I’d be lying if I said I’d be glad if I never walked into a Waitrose again. There’s something utterly magical about a good supermarket; the eye-wateringly vast array of international ingredients, the sometimes unfathomable selection of a single product as seemingly insignificant as an oatcake, the soft background music, the fantastically affordable floral arrangements in sweet little galvanised tins, the enamel compost bin you didn’t need, but simply have to have because it’s in that lovely shade of mouse grey that goes so well in your kitchen. And of course, the free latte and crisp copy of The Times is a rather nice parting gesture, given the trouble you’ve taken to get into your car and visit in person. Don’t get me started on home delivery. The very thought of a friendly middle-aged Englishman in an apron, laying out a neat row of colour-coded shopping bags at my slipper-clad feet is just something that doesn’t bear thinking about, mainly, because the chances of home delivery coming to rural France within the next 100 years is quite simply, silly.
But… if I said I didn’t dance a little gig with a straw basket on my arm as I trot off to our local béarnaise produce market, that would also be a big fat lie. There’s something utterly beguiling about the simplicity of French rural life. Time moves slowly here and the subject of food is virtually governed by a kind of religious reverence. Unlike fast and furious city supermarkets, barcodes haven’t eradicated the time honoured system of shopping at dedicated markets and stores. There’s still something special about making a visit to the butchers; the little tinkle of the bell above the door when you enter, the cordial greeting of a curly moustached butcher and the infinite pleasure of pointing to a trussed, deboned duck and having it wrapped up in old-fashioned waxed paper whilst you sample a slice of salami…or three.

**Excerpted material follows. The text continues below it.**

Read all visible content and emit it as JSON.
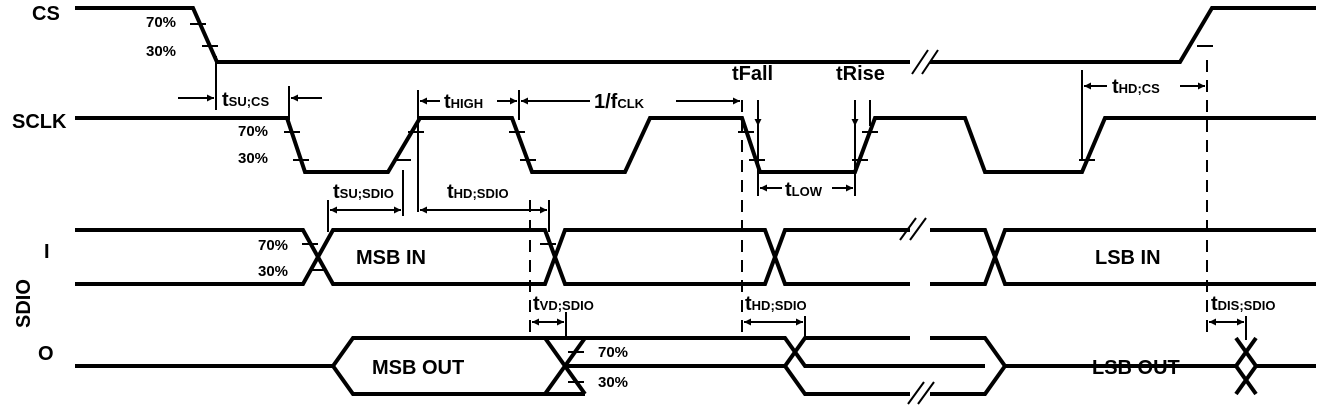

Rather than buy shrink-wrapped packs of long-life milk, we now buy our milk from a local shepherd who hand milks his flock each night under the amber glow of an old light in his barn. What’s more, there’s generally a newborn lamb to bottle feed while he’s searching for some change (clearly an oversight on behalf of Waitrose’s dairy department). French markets are seasonal and produce is locally sourced, so food is not only fresher because it travels fewer kilometres, but it’s also real. There’s dirt on the potatoes, there are odd miss-shaped apples and three pointed carrots. Garlic comes in plats, walnuts come in their shell and chickens have their heads and feet (in case you confuse them with the glossy, headless variety that stand on polystyrene).
That said, I’d also be disingenuous if I said I firmly believe everyone should grow their own vegetables, shop daily at farmers markets or exclusively eat organic food. As idyllic as this would be, the reality is, it’s just not possible, for a whole range of reasons; most of them, obvious, but it would be nice if we could meet somewhere in the middle and provide better food for more people. It would also be good if the food we ate came with more responsible packaging. If food education was part of the school curriculum, if cosmetic food standards were relaxed, allowing people to place more importance on taste than appearance. If pesticides and the producers that manufacture them were held accountable for the untold damage they have created, not only to farming practice but to health and ecology. Without getting into the political hotbed of government subsidies, supermarket monopolies, food waste and globalisation, I thought I’d let these photos do the talking. I took them the other night when we went to collect some milk and ricotta.
What do you think about supermarkets and food culture today?